Stories Mormons (and ExMormons) Tell…Narrative and Testimony
In my last article, I wrote about John Dehlin’s talk at the Mormonism and the Internet conference held at Utah Valley University. I wrote that I would get to writing a post about Rosemary Avance’s talk, which came last (but not least) of the three speakers. In the following video, Rosemary begins at 52:33.
Depending on the kinds of articles you may have read regarding Mormon topics, Rosemary’s presentation, about Mormon (de)conversion narratives in on and off-line worlds, might seem familiar. It did for me.
What I immediately connected Rosemary’s presentation to was Seth Payne’s Study of the Ex-Mormon Narrative, which was also covered in an episode of Mormon Expression podcast and about which I wrote as well here. So you can read my thoughts there.
But what about Rosemary’s presentation?
After explaining discussing the basics of her project, and the basics of the different groups she researched — between “the Path” which probably analogizes most closely to a forum like Stay LDS, as opposed to “the Escape,” which I would guess is Recovery from Mormonism — she discusses the foundational theories behind her approach and perspective at 1:04:30. She says:
…I take a social constructivist perspective to religious identity…which is to say there is nothing such as “Mormonism” out there; Mormonism as an identity is something that is created by interaction, by ritual, by participation. So praxis creates Mormon identity. The things that you say about what it means to be Mormon create the idea of Mormonism…that’s not to say that there is no such thing as the church, because obviously there is a church, but it’s just to say that when you want to understand what it means to be Mormon, then you need to ask people, and the stories that they tell construct Mormonism as they tell those stories…
I keep hearing things like this, but I don’t think I fully believe it. I still feel that there is a Mormonism outside of what people say it is…and I use that idea of Mormonism as a benchmark to measure others’ ideas of Mormonism against.
Nevertheless, Avance’s conclusions were also intriguing (at 1:13:10):
…So among faithful Mormons, testimony serves a ritual function…creating and maintaining religious identity…in offering testimony, testimony is created. By saying, “I know the church to be true,” people come into that knowledge of knowing the church to be true…and into an obligation to the church, and into the ritual community that is the church. So what do we make of deconversion stories? I’m arguing that questioning and former Mormons are engaging in this ritual of sharing, and it binds them in a spiritual community, and it also imagines a totalizing worldview similarly to Mormonism…and to them, this worldview is predicated on logic and rationality…they say, rather than emotion, faith…is predicated on rationality and logic, but still they discursively mirror the same experience, including the affective portion of that experience when they give their testimonies…
…You can make the argument as people disaffect from the church that [there is erosion of religious impulses], but this isn’t the erosion of the impulse for communion and for fellowship…it’s a different manifestation of the impulse….

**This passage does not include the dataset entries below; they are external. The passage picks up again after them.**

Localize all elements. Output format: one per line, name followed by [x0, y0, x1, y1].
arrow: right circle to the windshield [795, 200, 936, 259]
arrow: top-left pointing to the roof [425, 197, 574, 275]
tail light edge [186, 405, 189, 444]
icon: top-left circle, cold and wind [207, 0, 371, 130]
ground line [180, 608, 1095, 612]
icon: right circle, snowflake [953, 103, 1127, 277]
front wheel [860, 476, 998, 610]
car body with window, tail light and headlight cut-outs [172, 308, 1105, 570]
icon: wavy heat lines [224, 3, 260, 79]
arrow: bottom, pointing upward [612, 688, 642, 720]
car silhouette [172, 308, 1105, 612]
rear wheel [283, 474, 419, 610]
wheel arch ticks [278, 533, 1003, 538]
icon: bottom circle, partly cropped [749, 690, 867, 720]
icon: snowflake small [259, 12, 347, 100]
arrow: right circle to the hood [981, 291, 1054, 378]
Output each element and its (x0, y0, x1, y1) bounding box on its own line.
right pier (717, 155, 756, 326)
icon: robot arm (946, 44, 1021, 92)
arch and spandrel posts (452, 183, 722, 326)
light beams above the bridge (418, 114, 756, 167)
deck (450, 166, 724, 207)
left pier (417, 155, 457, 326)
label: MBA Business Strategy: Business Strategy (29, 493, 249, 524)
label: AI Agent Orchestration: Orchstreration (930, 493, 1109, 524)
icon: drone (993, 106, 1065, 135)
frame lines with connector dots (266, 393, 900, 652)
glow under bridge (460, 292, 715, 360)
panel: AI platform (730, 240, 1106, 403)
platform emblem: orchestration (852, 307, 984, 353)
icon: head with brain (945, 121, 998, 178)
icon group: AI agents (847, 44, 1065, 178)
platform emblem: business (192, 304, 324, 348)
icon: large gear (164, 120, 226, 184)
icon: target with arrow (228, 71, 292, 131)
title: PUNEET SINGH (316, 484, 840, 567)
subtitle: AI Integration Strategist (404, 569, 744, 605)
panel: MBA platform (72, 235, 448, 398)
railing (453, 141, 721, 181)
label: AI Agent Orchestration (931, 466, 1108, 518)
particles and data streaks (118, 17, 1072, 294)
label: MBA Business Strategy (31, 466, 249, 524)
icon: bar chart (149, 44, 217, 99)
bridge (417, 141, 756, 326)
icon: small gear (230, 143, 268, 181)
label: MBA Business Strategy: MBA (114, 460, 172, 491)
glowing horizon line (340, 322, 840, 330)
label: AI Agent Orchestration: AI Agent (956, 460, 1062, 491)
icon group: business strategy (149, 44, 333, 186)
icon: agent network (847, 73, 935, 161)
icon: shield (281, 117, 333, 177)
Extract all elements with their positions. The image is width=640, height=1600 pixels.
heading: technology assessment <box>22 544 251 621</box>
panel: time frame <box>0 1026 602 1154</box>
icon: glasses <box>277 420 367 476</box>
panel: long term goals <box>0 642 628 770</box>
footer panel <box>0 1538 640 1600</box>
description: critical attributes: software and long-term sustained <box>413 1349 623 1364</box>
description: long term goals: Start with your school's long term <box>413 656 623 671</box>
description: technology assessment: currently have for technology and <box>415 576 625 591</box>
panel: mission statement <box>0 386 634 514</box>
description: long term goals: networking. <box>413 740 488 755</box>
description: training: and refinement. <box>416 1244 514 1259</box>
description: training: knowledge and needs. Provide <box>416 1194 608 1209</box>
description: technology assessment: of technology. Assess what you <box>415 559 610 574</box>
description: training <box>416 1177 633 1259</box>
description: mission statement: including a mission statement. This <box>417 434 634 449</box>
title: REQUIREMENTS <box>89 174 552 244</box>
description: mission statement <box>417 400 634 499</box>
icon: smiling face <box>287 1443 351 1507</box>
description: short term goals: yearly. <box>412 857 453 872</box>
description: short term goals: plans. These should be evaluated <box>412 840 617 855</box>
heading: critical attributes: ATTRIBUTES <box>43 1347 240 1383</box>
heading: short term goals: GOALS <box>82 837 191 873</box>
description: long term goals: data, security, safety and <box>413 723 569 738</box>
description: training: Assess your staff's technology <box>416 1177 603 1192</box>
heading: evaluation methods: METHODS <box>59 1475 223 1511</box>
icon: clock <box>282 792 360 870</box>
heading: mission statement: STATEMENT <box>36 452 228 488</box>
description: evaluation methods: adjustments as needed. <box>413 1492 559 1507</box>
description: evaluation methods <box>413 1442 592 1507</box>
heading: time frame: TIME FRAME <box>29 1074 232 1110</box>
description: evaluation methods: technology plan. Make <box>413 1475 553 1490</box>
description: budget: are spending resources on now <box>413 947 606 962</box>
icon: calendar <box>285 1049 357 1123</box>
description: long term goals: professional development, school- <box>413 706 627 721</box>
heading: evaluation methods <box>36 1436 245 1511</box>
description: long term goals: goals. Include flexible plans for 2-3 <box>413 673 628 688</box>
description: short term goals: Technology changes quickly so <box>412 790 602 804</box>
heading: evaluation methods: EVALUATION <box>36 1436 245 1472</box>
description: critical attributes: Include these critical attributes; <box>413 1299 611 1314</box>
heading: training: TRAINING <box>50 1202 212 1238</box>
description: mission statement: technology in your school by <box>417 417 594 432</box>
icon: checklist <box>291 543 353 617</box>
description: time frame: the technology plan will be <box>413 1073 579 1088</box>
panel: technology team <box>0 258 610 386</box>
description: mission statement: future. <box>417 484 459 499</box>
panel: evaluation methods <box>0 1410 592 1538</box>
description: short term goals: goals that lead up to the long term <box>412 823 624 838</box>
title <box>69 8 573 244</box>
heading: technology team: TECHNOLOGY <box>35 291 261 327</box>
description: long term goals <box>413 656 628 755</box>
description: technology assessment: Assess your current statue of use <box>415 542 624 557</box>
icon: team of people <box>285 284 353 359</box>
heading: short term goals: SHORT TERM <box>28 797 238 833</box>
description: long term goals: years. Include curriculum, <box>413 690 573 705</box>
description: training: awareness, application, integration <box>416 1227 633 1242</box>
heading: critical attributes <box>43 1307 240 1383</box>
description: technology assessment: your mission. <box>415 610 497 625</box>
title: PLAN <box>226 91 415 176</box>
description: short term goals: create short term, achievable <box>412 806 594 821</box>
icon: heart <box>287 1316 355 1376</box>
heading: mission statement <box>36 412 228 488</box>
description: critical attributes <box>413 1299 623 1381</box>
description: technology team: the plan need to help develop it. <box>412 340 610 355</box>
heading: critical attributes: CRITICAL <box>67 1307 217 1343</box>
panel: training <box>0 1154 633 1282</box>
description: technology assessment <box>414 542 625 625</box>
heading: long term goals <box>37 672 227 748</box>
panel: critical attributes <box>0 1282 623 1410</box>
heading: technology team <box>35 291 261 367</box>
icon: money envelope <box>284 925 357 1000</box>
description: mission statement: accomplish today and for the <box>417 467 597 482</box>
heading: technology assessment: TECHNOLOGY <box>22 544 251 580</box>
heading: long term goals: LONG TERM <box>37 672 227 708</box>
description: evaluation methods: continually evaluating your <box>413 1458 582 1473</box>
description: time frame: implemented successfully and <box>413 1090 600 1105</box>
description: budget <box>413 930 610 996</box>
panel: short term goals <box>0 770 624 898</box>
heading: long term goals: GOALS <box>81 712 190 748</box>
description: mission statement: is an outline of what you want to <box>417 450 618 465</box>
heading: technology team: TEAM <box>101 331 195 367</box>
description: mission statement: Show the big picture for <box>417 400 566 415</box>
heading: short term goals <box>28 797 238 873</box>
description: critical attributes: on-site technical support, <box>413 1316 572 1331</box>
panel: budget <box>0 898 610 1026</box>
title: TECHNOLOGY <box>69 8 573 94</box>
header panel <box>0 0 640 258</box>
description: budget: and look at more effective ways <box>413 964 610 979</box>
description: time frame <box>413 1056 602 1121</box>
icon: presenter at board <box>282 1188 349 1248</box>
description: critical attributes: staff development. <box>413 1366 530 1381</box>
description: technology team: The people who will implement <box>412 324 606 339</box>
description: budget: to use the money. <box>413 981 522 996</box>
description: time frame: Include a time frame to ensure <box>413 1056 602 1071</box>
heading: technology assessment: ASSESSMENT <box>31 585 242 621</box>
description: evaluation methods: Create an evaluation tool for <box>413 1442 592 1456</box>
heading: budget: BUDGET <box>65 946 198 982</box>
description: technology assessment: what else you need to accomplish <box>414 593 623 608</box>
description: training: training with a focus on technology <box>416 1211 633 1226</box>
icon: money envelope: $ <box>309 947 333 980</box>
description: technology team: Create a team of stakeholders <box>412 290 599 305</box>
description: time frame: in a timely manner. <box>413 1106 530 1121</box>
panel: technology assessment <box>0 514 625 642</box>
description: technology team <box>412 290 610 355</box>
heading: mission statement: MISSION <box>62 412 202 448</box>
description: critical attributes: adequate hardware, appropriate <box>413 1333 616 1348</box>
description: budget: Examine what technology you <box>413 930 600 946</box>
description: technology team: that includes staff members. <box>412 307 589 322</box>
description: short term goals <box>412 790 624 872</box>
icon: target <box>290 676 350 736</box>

The emphasis on logic and rationality is something that has struck me about many secular and atheist (often post-religious communities). The twist in Mormon deconversion narratives that Rosemary points out is how so often this conversion to logic and rationality does hinge on a big affective experience — finding out a crucial fact or learning about a major unsavory event. The creation of these new narratives with their new totalizing worldviews also provides good insights into why “big tent” movements for those who undergo faith crises in Mormonism don’t seem to work so well: it’s not as if all post, former, ex-, disaffected or unorthodox Mormons are experiencing the same sort of faith transition…rather, it could be that as people drift away from orthodox Mormonism, they drift away in different directions from each other…so I could probably identify any given anonymous comment as being a better fit at Mormon Matters or StayLDS, and I could identify any given anonymous comment as being a better fit at RfM…and certainly, I would never confuse the two, because the two comments are bound to be very different.